The growth has gone beyond the popularity as the pay out for the winners now stands at EC$ 25,000. This makes it the largest prize money for any sporting competitions held in St Vincent and the Grenadines.
Predictions are that VPL 5.0, which many believe will be sometime later this year would see another increase in the first prize purse. Indeed, much is there for what has emerged as St Vincent and the Grenadines’ signature sporting event.
Credit must go to the organisers who have kept adding innovations to each edition, making the product fresh every time.
But, beyond the hype, the excitement, the results, and the prize money, what else can be extracted from the exercise?
Are we satisfied with players getting a stipend for their efforts, as well as umpires, scorers, commentators, the streaming company which broadcasts the matches live, and the host of other financial spin offs which the VPL is able to generate?
Similarly, are we contented with the country’s name getting the publicity overseas as we view this as a major plus for us?
But, conversely, are the many promotions of our local sites realised in direct or indirect tourism benefits to St Vincent and the Grenadines?
Therefore, since such information has not been captured or cannot be answered in the affirmative, we have to look to eek out every possible benefit from the staging of the VPL editions .
Powered by Dream 11, the Indian-based betting company, the VPL has obviously carved out a niche for that company.
Undoubtedly, the VPL has produced the goods, provided good, entertaining cricket, and most importantly, allowed the main sponsors to be satisfied, to have them coming back for more.
Hence, St Vincent and the Grenadines has a trump card in its hand and now is the time to bring it to the table.
Is it possible for the organisers, through the St Vincent and the Grenadines Cricket Association to go outside the norms of sponsorship and procure some sort of infrastructural development?`
Likewise, the players who are the showpieces of the VPL, are they being adequately compensated?
This is against the reality that our VPL has not been bankrolled like the major franchise cricket tournaments around the globe, but the players can do well with a top up on the pittance they receive.
The call for more benefits to be derived from the VPL, is not accepting or conforming that we must stay with the notion that half a loaf is better than none at all.
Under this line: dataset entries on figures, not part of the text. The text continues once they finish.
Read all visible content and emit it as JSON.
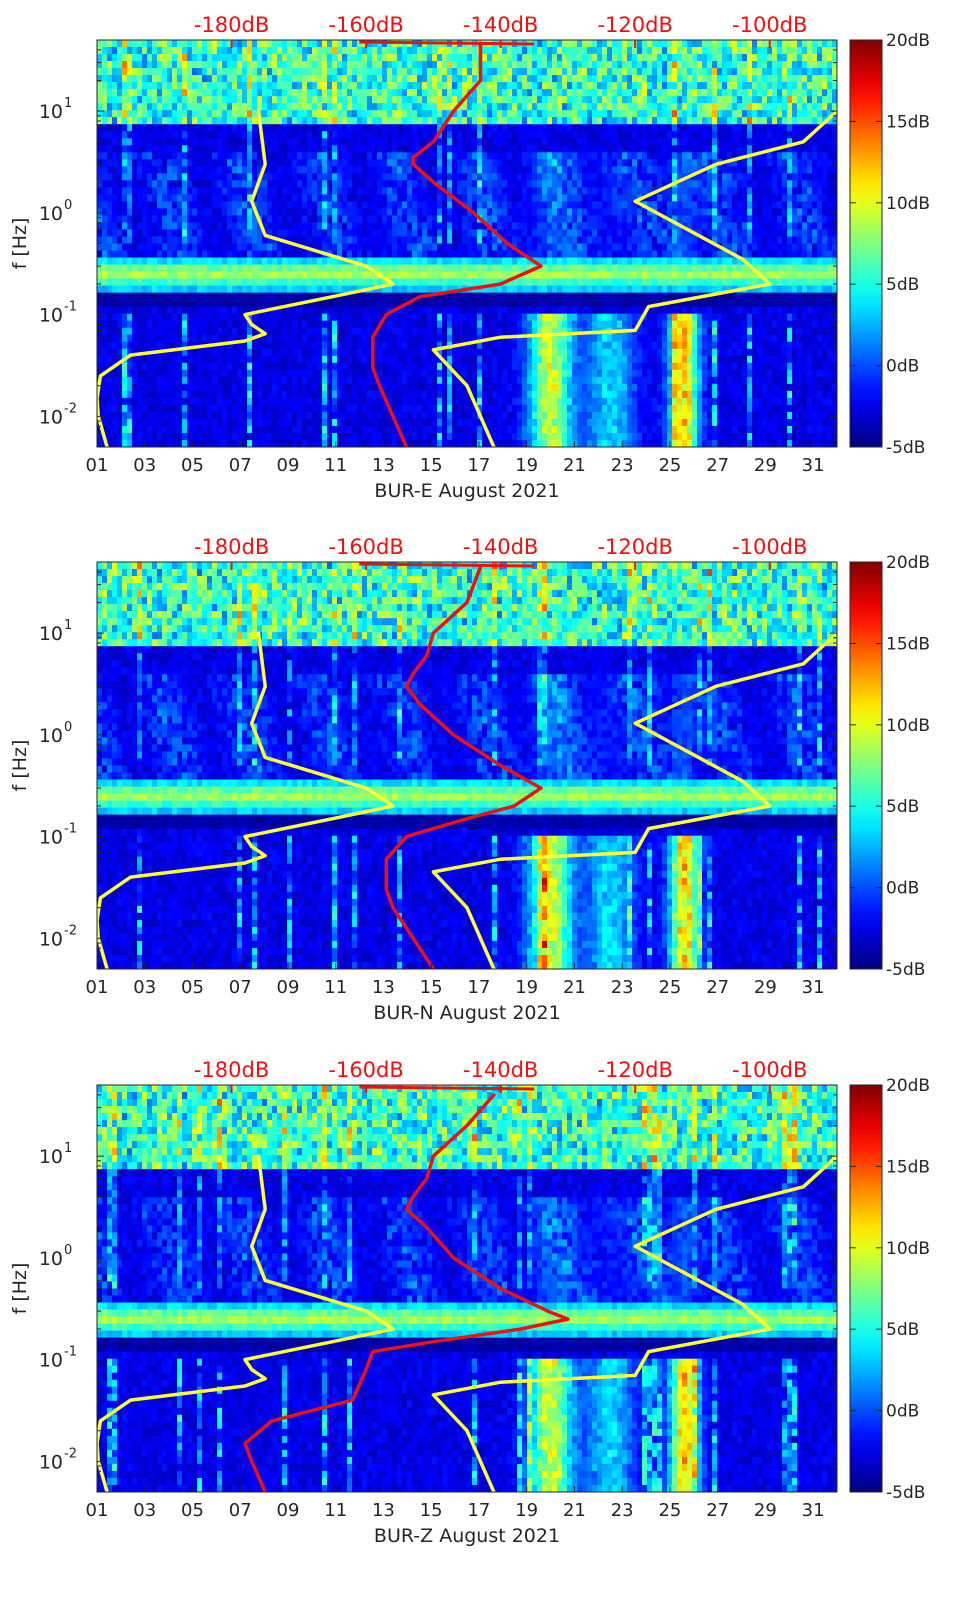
{
  "figure": {
    "panel_count": 3
  },
  "chart_data": [
    {
      "type": "heatmap",
      "title": "",
      "xlabel": "BUR-E August 2021",
      "ylabel": "f [Hz]",
      "x_ticks": [
        "01",
        "03",
        "05",
        "07",
        "09",
        "11",
        "13",
        "15",
        "17",
        "19",
        "21",
        "23",
        "25",
        "27",
        "29",
        "31"
      ],
      "x_range_days": [
        1,
        32
      ],
      "y_scale": "log",
      "y_range_hz": [
        0.005,
        50
      ],
      "y_ticks": [
        {
          "value": 0.01,
          "label": "10",
          "exp": "-2"
        },
        {
          "value": 0.1,
          "label": "10",
          "exp": "-1"
        },
        {
          "value": 1,
          "label": "10",
          "exp": "0"
        },
        {
          "value": 10,
          "label": "10",
          "exp": "1"
        }
      ],
      "colorbar": {
        "range_db": [
          -5,
          20
        ],
        "ticks": [
          "20dB",
          "15dB",
          "10dB",
          "5dB",
          "0dB",
          "-5dB"
        ],
        "colormap": "jet"
      },
      "top_ticks": [
        "-180dB",
        "-160dB",
        "-140dB",
        "-120dB",
        "-100dB"
      ],
      "top_axis_range_db": [
        -200,
        -90
      ],
      "series": [
        {
          "color": "#ffff33",
          "points": [
            [
              0.005,
              -198.5
            ],
            [
              0.01,
              -199.8
            ],
            [
              0.015,
              -200
            ],
            [
              0.025,
              -199.5
            ],
            [
              0.04,
              -195
            ],
            [
              0.055,
              -178
            ],
            [
              0.065,
              -175
            ],
            [
              0.08,
              -177
            ],
            [
              0.1,
              -178
            ],
            [
              0.15,
              -165
            ],
            [
              0.2,
              -156
            ],
            [
              0.3,
              -160
            ],
            [
              0.6,
              -175
            ],
            [
              1.3,
              -177
            ],
            [
              3,
              -175
            ],
            [
              10,
              -176
            ]
          ]
        },
        {
          "color": "#ffff33",
          "points": [
            [
              0.005,
              -141
            ],
            [
              0.02,
              -145
            ],
            [
              0.045,
              -150
            ],
            [
              0.06,
              -140
            ],
            [
              0.07,
              -120
            ],
            [
              0.12,
              -118
            ],
            [
              0.2,
              -100
            ],
            [
              0.35,
              -104
            ],
            [
              1.3,
              -120
            ],
            [
              3,
              -108
            ],
            [
              5,
              -95
            ],
            [
              10,
              -90
            ]
          ]
        },
        {
          "color": "#ee1111",
          "points": [
            [
              0.005,
              -154
            ],
            [
              0.01,
              -156
            ],
            [
              0.02,
              -158
            ],
            [
              0.03,
              -159
            ],
            [
              0.06,
              -159
            ],
            [
              0.1,
              -157
            ],
            [
              0.15,
              -152
            ],
            [
              0.2,
              -140
            ],
            [
              0.3,
              -134
            ],
            [
              0.5,
              -139
            ],
            [
              1,
              -144
            ],
            [
              2,
              -150
            ],
            [
              3,
              -153
            ],
            [
              3.5,
              -153
            ],
            [
              5,
              -150
            ],
            [
              10,
              -147
            ],
            [
              20,
              -143
            ],
            [
              45,
              -143
            ]
          ]
        }
      ]
    },
    {
      "type": "heatmap",
      "title": "",
      "xlabel": "BUR-N August 2021",
      "ylabel": "f [Hz]",
      "x_ticks": [
        "01",
        "03",
        "05",
        "07",
        "09",
        "11",
        "13",
        "15",
        "17",
        "19",
        "21",
        "23",
        "25",
        "27",
        "29",
        "31"
      ],
      "x_range_days": [
        1,
        32
      ],
      "y_scale": "log",
      "y_range_hz": [
        0.005,
        50
      ],
      "y_ticks": [
        {
          "value": 0.01,
          "label": "10",
          "exp": "-2"
        },
        {
          "value": 0.1,
          "label": "10",
          "exp": "-1"
        },
        {
          "value": 1,
          "label": "10",
          "exp": "0"
        },
        {
          "value": 10,
          "label": "10",
          "exp": "1"
        }
      ],
      "colorbar": {
        "range_db": [
          -5,
          20
        ],
        "ticks": [
          "20dB",
          "15dB",
          "10dB",
          "5dB",
          "0dB",
          "-5dB"
        ],
        "colormap": "jet"
      },
      "top_ticks": [
        "-180dB",
        "-160dB",
        "-140dB",
        "-120dB",
        "-100dB"
      ],
      "top_axis_range_db": [
        -200,
        -90
      ],
      "series": [
        {
          "color": "#ffff33",
          "points": [
            [
              0.005,
              -198.5
            ],
            [
              0.01,
              -199.8
            ],
            [
              0.015,
              -200
            ],
            [
              0.025,
              -199.5
            ],
            [
              0.04,
              -195
            ],
            [
              0.055,
              -178
            ],
            [
              0.065,
              -175
            ],
            [
              0.08,
              -177
            ],
            [
              0.1,
              -178
            ],
            [
              0.15,
              -165
            ],
            [
              0.2,
              -156
            ],
            [
              0.3,
              -160
            ],
            [
              0.6,
              -175
            ],
            [
              1.3,
              -177
            ],
            [
              3,
              -175
            ],
            [
              10,
              -176
            ]
          ]
        },
        {
          "color": "#ffff33",
          "points": [
            [
              0.005,
              -141
            ],
            [
              0.02,
              -145
            ],
            [
              0.045,
              -150
            ],
            [
              0.06,
              -140
            ],
            [
              0.07,
              -120
            ],
            [
              0.12,
              -118
            ],
            [
              0.2,
              -100
            ],
            [
              0.35,
              -104
            ],
            [
              1.3,
              -120
            ],
            [
              3,
              -108
            ],
            [
              5,
              -95
            ],
            [
              10,
              -90
            ]
          ]
        },
        {
          "color": "#ee1111",
          "points": [
            [
              0.005,
              -150
            ],
            [
              0.01,
              -153
            ],
            [
              0.02,
              -156
            ],
            [
              0.03,
              -157
            ],
            [
              0.06,
              -157
            ],
            [
              0.1,
              -154
            ],
            [
              0.15,
              -145
            ],
            [
              0.2,
              -138
            ],
            [
              0.3,
              -134
            ],
            [
              0.5,
              -140
            ],
            [
              1,
              -147
            ],
            [
              2,
              -152
            ],
            [
              3,
              -154
            ],
            [
              4,
              -153
            ],
            [
              6,
              -151
            ],
            [
              10,
              -150
            ],
            [
              20,
              -145
            ],
            [
              45,
              -143
            ]
          ]
        }
      ]
    },
    {
      "type": "heatmap",
      "title": "",
      "xlabel": "BUR-Z August 2021",
      "ylabel": "f [Hz]",
      "x_ticks": [
        "01",
        "03",
        "05",
        "07",
        "09",
        "11",
        "13",
        "15",
        "17",
        "19",
        "21",
        "23",
        "25",
        "27",
        "29",
        "31"
      ],
      "x_range_days": [
        1,
        32
      ],
      "y_scale": "log",
      "y_range_hz": [
        0.005,
        50
      ],
      "y_ticks": [
        {
          "value": 0.01,
          "label": "10",
          "exp": "-2"
        },
        {
          "value": 0.1,
          "label": "10",
          "exp": "-1"
        },
        {
          "value": 1,
          "label": "10",
          "exp": "0"
        },
        {
          "value": 10,
          "label": "10",
          "exp": "1"
        }
      ],
      "colorbar": {
        "range_db": [
          -5,
          20
        ],
        "ticks": [
          "20dB",
          "15dB",
          "10dB",
          "5dB",
          "0dB",
          "-5dB"
        ],
        "colormap": "jet"
      },
      "top_ticks": [
        "-180dB",
        "-160dB",
        "-140dB",
        "-120dB",
        "-100dB"
      ],
      "top_axis_range_db": [
        -200,
        -90
      ],
      "series": [
        {
          "color": "#ffff33",
          "points": [
            [
              0.005,
              -198.5
            ],
            [
              0.01,
              -199.8
            ],
            [
              0.015,
              -200
            ],
            [
              0.025,
              -199.5
            ],
            [
              0.04,
              -195
            ],
            [
              0.055,
              -178
            ],
            [
              0.065,
              -175
            ],
            [
              0.08,
              -177
            ],
            [
              0.1,
              -178
            ],
            [
              0.15,
              -165
            ],
            [
              0.2,
              -156
            ],
            [
              0.3,
              -160
            ],
            [
              0.6,
              -175
            ],
            [
              1.3,
              -177
            ],
            [
              3,
              -175
            ],
            [
              10,
              -176
            ]
          ]
        },
        {
          "color": "#ffff33",
          "points": [
            [
              0.005,
              -141
            ],
            [
              0.02,
              -145
            ],
            [
              0.045,
              -150
            ],
            [
              0.06,
              -140
            ],
            [
              0.07,
              -120
            ],
            [
              0.12,
              -118
            ],
            [
              0.2,
              -100
            ],
            [
              0.35,
              -104
            ],
            [
              1.3,
              -120
            ],
            [
              3,
              -108
            ],
            [
              5,
              -95
            ],
            [
              10,
              -90
            ]
          ]
        },
        {
          "color": "#ee1111",
          "points": [
            [
              0.005,
              -175
            ],
            [
              0.01,
              -177
            ],
            [
              0.015,
              -178
            ],
            [
              0.025,
              -174
            ],
            [
              0.04,
              -162
            ],
            [
              0.08,
              -160
            ],
            [
              0.12,
              -159
            ],
            [
              0.15,
              -150
            ],
            [
              0.2,
              -137
            ],
            [
              0.25,
              -130
            ],
            [
              0.3,
              -133
            ],
            [
              0.5,
              -140
            ],
            [
              1,
              -147
            ],
            [
              2,
              -151
            ],
            [
              3,
              -154
            ],
            [
              4,
              -153
            ],
            [
              6,
              -151
            ],
            [
              10,
              -150
            ],
            [
              20,
              -145
            ],
            [
              40,
              -141
            ]
          ]
        }
      ]
    }
  ]
}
Neither can one say that this column’s demands for more tangible derivatives from the VPL are unreasonable.
Without the revelations of the amount of sponsorship for the VPL, it is still safe to conclude from the injection of other facets of the tournament, namely larger prize monies, increased number of overseas players and the likes, more can be done.
The same way that the VPL flavour is growing, likewise should we see players’ take home pay commensurate with the rise in appeal for the event.
Organisers, in keeping with your tagline, let the players especially “ Build a Vibe” financially.